Protein Data Bank in Europe - Knowledge Base

PDBe-KB (Protein Data Bank in Europe - Knowledge Base) is a community-driven resource managed by the PDBe team, collating functional annotations and predictions for structure data in the PDB archive. PDBe-KB is a collaborative effort between PDBe and a diverse group of bioinformatics resources and research teams.

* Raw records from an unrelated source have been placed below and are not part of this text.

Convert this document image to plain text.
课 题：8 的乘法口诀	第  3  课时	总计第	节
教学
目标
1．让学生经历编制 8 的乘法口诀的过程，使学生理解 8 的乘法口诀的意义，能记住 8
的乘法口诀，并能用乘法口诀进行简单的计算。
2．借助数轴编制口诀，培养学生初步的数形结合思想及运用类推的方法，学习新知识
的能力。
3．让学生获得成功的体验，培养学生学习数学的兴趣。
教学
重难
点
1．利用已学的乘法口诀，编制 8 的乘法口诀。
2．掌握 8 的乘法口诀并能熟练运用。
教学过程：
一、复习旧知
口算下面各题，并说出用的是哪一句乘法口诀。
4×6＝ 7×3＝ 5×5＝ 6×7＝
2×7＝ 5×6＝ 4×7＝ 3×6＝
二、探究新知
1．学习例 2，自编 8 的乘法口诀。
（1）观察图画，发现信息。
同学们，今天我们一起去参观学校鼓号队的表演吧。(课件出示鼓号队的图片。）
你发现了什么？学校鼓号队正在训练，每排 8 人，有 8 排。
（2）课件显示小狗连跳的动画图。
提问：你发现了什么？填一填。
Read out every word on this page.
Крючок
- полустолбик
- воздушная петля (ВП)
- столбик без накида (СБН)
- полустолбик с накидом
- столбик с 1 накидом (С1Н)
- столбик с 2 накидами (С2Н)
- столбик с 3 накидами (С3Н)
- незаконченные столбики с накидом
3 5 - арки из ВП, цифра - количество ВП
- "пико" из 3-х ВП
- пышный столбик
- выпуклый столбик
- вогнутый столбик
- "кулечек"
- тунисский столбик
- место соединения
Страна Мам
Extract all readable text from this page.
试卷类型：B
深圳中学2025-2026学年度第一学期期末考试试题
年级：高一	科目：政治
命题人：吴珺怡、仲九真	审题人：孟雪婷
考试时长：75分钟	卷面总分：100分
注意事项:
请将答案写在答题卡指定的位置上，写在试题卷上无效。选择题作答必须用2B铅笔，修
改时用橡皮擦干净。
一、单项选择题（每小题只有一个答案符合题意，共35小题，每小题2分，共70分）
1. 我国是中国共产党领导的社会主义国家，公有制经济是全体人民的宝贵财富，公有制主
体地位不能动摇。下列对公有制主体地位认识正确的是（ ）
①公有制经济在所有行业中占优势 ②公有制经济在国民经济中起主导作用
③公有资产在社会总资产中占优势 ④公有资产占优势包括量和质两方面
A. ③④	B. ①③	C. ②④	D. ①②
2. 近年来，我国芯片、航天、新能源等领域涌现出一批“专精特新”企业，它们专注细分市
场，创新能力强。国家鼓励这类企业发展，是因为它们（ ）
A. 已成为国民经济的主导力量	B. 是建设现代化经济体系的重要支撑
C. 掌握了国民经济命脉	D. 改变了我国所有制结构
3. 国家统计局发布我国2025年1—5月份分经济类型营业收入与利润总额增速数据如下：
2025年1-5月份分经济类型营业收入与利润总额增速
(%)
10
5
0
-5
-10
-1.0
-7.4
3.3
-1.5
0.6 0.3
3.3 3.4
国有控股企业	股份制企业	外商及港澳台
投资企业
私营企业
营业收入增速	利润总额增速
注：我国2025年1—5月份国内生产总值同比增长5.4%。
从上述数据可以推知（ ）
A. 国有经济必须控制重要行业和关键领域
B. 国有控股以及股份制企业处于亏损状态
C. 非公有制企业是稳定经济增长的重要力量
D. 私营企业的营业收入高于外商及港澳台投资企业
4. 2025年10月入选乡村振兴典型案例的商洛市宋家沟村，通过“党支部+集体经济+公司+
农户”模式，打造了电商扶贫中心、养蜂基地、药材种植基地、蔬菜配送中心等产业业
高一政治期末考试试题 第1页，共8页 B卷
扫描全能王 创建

PDBe-KB currently includes projects such as SIFTS and FunPDBe , aimed at placing structures from the PDB in their biological context.

PDBe-KB is funded by EMBL and BBSRC.

Projects

SIFTS

Structure Integration with Function, Taxonomy and Sequence (SIFTS) is project in the PDBe-KB resource for residue-level mapping between UniProt and PDB entries. SIFTS also provides residue-level annotation from the IntEnz, GO, Pfam, InterPro, SCOP, CATH, PubMed, Ensembl, Homologene resources. The information is updated and released every week at the same time as the release of new PDB entries and is widely used by resources such as RCSB, PDBsum, Pfam, SCOP, InterPro.

FunPDBe

FunPDBe project integrates and makes available structural and functional annotations for macromolecular structure data in the Protein Data Bank (PDB). It is a collaboration between the Protein Data Bank in Europe (PDBe) and world-leading providers of structural bioinformatics data.

Co-factors

Cofactors are essential for many enzyme reactions. The Protein Data Bank (PDB) contains several enzyme structures, many bound to cofactor or cofactor-like molecules. In collaboration with the Thornton team, we have implemented a semi-automated annotation process that identifies such molecules in the PDB. The information is updated weekly with each PDB release and is stored in the PDBe database. The up-to-date information is made available via the PDBe REST API and query system, and can be visualised on the PDBe entry pages.

Expanding Genome3D

The goal of the Genome3D project is to provide predicted macromolecular structures for structurally uncharacterised protein sequences, thereby helping biologists exploit structural data to understand protein functions. As part of the project, one of the current objectives is to increase the volume of predicted structural data (i.e. map CATH and SCOP protein superfamilies, determine evolutionary conserved residues) and integrate it into the major central data repositories InterPro and PDBe.

Rfam mapping

Finding RNA molecules in the PDB has previously been difficult due to the lack of standard naming and classification, compared to proteins. Many RNA molecules are classified by Rfam, a database of non-coding RNA families based at the European Bioinformatics Institute (EMBL-EBI). We’ve worked together with our colleagues at Rfam to make use of their mappings of RNA molecules present in the PDB. As part of PDBe-KB, we are continuing to work on other features that will improve representation of RNA molecules at PDBe.

Integrating M-CSA data

M-CSA is a database of enzyme reaction mechanisms, maintained by the Thornton team, that is being integrated with PDBe-KB. M-CSA provides annotation on the protein, catalytic residues, cofactors, and the reaction mechanisms of hundreds of enzymes. There are two kinds of entries in M-CSA. 'Detailed mechanism' entries are more complete and show the individual chemical steps of the mechanism as schemes with electron flow arrows. 'Catalytic Site' entries annotate the catalytic residues necessary for the reaction, but do not show the mechanism.

Ligand component

The protein-ligand interactions are recorded and interactively displayed for all the bound molecules found in a structural assembly. All the structures are pre-processed with ChimeraX to add hydrogens at chemically favourable positions for the interactions to be identified using the software Arpeggio. Arpeggio follows the nomenclature established by CREDO to identify various molecular interactions between pairs of atoms including steric clashes, Van der Waals-, hydrogen-, polar-, ionic-, or hydrophobic-hydrophobic interactions on top of atom/plane-plane interactions.

PepVEP

The PepVEP project aims to use existing services from UniProt, the EBI Variation team, the Thornton team and PDBe to implement an integrated platform for interpreting the functional effects of variants. The project concentrates mainly on developing user interface to depict variation data on protein sequence and structure. PDBe is adding additional API calls to its existing API to provide structural residue information for the platform and aims to extend the sequence feature viewer to provide these data on PDBe pages.